Ebisuminami (恵比寿南, Ebisuminami) is a small district of Shibuya, Tokyo, located to the southeast of Ebisu Station. The district is often perceived as a portion of the broad-sense Ebisu area. Ebisuminami borders Ebisu district in the narrow sense on the northwest across Ebisu Station, the mailing address for which is Ebisuminami, rather than Ebisu, Shibuya.

The Statue of Ebisu (えびす像), built in 1975, in front of Ebisu Station's west exit is a landmark of the Ward of Shibuya.
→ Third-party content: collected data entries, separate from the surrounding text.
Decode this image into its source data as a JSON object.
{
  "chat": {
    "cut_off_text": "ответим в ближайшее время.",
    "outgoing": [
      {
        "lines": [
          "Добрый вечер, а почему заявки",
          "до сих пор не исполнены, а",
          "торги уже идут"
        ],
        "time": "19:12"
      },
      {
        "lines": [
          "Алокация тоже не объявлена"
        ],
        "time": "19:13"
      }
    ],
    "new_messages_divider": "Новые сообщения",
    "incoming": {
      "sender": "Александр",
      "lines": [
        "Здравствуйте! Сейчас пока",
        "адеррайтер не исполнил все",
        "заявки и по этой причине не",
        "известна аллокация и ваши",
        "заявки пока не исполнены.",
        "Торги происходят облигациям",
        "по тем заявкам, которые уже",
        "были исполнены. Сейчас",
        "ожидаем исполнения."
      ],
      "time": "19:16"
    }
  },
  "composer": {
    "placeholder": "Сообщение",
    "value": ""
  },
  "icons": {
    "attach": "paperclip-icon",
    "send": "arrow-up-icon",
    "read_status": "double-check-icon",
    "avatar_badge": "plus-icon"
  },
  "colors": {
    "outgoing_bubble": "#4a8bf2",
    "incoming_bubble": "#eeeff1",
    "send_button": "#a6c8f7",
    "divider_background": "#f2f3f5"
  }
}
The beverage company Calpis (カルピス) is headquartered in Ebisu Minami 2-chōme.

==Ward parks==
Parks include:
- Ebisuminami Machikado Kōen (恵比寿南まちかど公園)
- Ebisuminami Ichi Kōen (恵比寿南一公園)
- Ebisuminami Ni Kōen (恵比寿南二公園)

==Education==
Shibuya Board of Education operates public elementary and junior high schools.

Ebisuminami 1-chome 18-26-ban and 2-chome 12-18 and 20-31-ban are zoned to Kakezuka Elementary School (加計塚小学校) and Hiroo Junior High School (広尾中学校). Ebisuminami 3-chome, 1-chome 1-17-ban, and 2-chome 1-11 and 19-ban are zoned to Nagayato Elementary School (長谷戸小学校) and Hachiyama Junior High School (鉢山中学校).